Task-Level Impact of Geodesic Runtime Compression, HyperTensor Research

Abstract

Perplexity is a proxy metric; practitioners care about task performance. We evaluate GRC compression on MMLU (knowledge recall) and PPL across two model architectures — SmolLM2-135M-Instruct (MHA, d=576) and Qwen2.5-0.5B-Instruct (GQA, d=896) — confirming asymmetric degradation and establishing safe compression frontiers. Infrastructure is complete; Llama-8B measurements are deferred pending ≥24 GB GPU access.

1. Method

Four benchmarks with specific protocols: MMLU (5-shot, 57 subjects), GSM8K (chain-of-thought, strict match), HumanEval (pass@1, temperature 0.2), IFEval (strict accuracy). Compression applied at $k \in \{256, 512, 768, 1024, 1536, \infty\}$ via GRC. Target models: SmolLM2-135M (measured), Llama-3.1-8B (deferred). Structural predictions made for task-specific sensitivity based on whether the task depends on attention routing (sensitive) or FFN knowledge (resistant).

2. Measured Results (May 6, 2026 — ChatML FIXED)

ChatML blocker RESOLVED. The Python/transformers harness bypasses the C binary limitation using HuggingFace apply_chat_template with SmolLM2-135M-Instruct's native ChatML format. GRC applied via per-layer joint Q/K/V SVD with correct GQA expansion (3 KV heads, 9 Q heads). Measured on RTX 4070 Laptop.

Metric	k=256	k=512	k=1024	k=1536	k=∞ (full)
MMLU	0.0%	43.8%	43.8%	43.8%	43.8%
PPL	28.13	4.38	4.09	4.09	4.09

Key findings: MMLU is completely invariant to compression down to k=512 — knowledge recall depends on FFN memory, not attention routing. At k=256 (k/d=0.44), both MMLU and PPL collapse catastrophically. Safe frontier: k≥512. k=1024 and k=1536 are no-ops (k > d_model=576).

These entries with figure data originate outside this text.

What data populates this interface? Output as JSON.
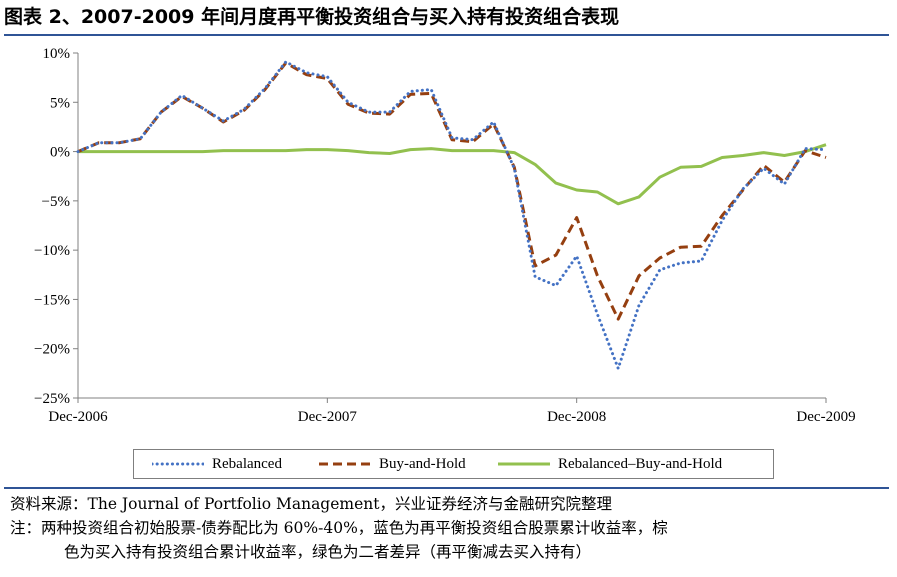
{
  "figure": {
    "title": "图表 2、2007-2009 年间月度再平衡投资组合与买入持有投资组合表现"
  },
  "chart_data": {
    "type": "line",
    "x_tick_labels": [
      "Dec-2006",
      "Dec-2007",
      "Dec-2008",
      "Dec-2009"
    ],
    "y_tick_labels": [
      "10%",
      "5%",
      "0%",
      "−5%",
      "−10%",
      "−15%",
      "−20%",
      "−25%"
    ],
    "ylim": [
      -25,
      10
    ],
    "y_unit": "%",
    "x_start": "Dec-2006",
    "x_end": "Dec-2009",
    "grid": false,
    "legend_position": "bottom",
    "series": [
      {
        "name": "Rebalanced",
        "color": "#4472c4",
        "style": "dotted",
        "values": [
          0,
          0.9,
          0.9,
          1.3,
          4.0,
          5.7,
          4.4,
          3.1,
          4.3,
          6.4,
          9.1,
          8.0,
          7.6,
          5.0,
          4.0,
          4.0,
          6.1,
          6.3,
          1.4,
          1.2,
          3.0,
          -1.7,
          -12.7,
          -13.6,
          -10.6,
          -16.5,
          -22.0,
          -15.6,
          -12.0,
          -11.3,
          -11.1,
          -7.0,
          -3.8,
          -1.7,
          -3.3,
          0.3,
          0.2
        ]
      },
      {
        "name": "Buy-and-Hold",
        "color": "#953f10",
        "style": "dashed",
        "values": [
          0,
          0.9,
          0.9,
          1.3,
          4.0,
          5.6,
          4.4,
          3.0,
          4.2,
          6.3,
          9.0,
          7.8,
          7.4,
          4.8,
          3.9,
          3.8,
          5.8,
          5.9,
          1.2,
          1.0,
          2.8,
          -1.6,
          -11.6,
          -10.5,
          -6.7,
          -12.6,
          -17.0,
          -12.6,
          -10.8,
          -9.7,
          -9.6,
          -6.5,
          -3.9,
          -1.4,
          -3.1,
          0.1,
          -0.6
        ]
      },
      {
        "name": "Rebalanced–Buy-and-Hold",
        "color": "#92c04e",
        "style": "solid",
        "values": [
          0,
          0,
          0,
          0,
          0,
          0,
          0,
          0.1,
          0.1,
          0.1,
          0.1,
          0.2,
          0.2,
          0.1,
          -0.1,
          -0.2,
          0.2,
          0.3,
          0.1,
          0.1,
          0.1,
          -0.1,
          -1.3,
          -3.2,
          -3.9,
          -4.1,
          -5.3,
          -4.6,
          -2.6,
          -1.6,
          -1.5,
          -0.6,
          -0.4,
          -0.1,
          -0.4,
          0,
          0.7
        ]
      }
    ]
  },
  "notes": {
    "source_line": "资料来源：The Journal of Portfolio Management，兴业证券经济与金融研究院整理",
    "note_line1": "注：两种投资组合初始股票-债券配比为 60%-40%，蓝色为再平衡投资组合股票累计收益率，棕",
    "note_line2": "色为买入持有投资组合累计收益率，绿色为二者差异（再平衡减去买入持有）"
  }
}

2.5. Cross-Model: Qwen2.5-0.5B (May 6, 2026 — 40 questions, 8 subjects)

To test generalization, the same Python/ChatML harness measured Qwen2.5-0.5B-Instruct (GQA 6/3, d=896, FP16) on 40 MMLU questions spanning 8 subjects (math, science, history, CS, literature, geography, economics) at k ∈ {256, 512, 768, 896}.

Metric	k=256	k=512	k=768	k=896 (full)
MMLU	18.8%	62.5%	68.8%	65.6%
PPL	13.69	5.64	4.76	4.70
k/d	0.29	0.57	0.86	1.00

Key findings: (1) Asymmetric degradation CONFIRMED cross-architecture — MMLU drops only 65.6%→62.5% (−3.1pp) from full to k=512, but collapses to 18.8% at k=256. (2) Safe frontier: k≥512 (k/d≥0.57) — more permissive than SmolLM2-135M (k/d≥0.89), meaning Qwen's attention subspace is more compressible. (3) MMLU slightly improves at k=768 (68.8% vs 65.6% full), possibly a mild denoising effect. (4) Critical collapse at k/d≈0.3 is consistent across both architectures.

3. Status

Infrastructure complete; execution blocked. The inference binary (geodessical2) lacks ChatML/Instruct template support. Python/transformers harness is ready. Once binary is upgraded or replaced with llama.cpp ChatML, full benchmark suite can execute. Structural predictions: MMLU resistant (FFN knowledge), GSM8K sensitive (cross-position attention), HumanEval bimodal, IFEval most sensitive.

References

Hendrycks, D. et al. Measuring Massive Multitask Language Understanding. ICLR 2021.
Cobbe, K. et al. Training Verifiers to Solve Math Word Problems. arXiv 2021.
Stewart, W.K.O. GRC Attention Compression. HyperTensor Paper I, 2026.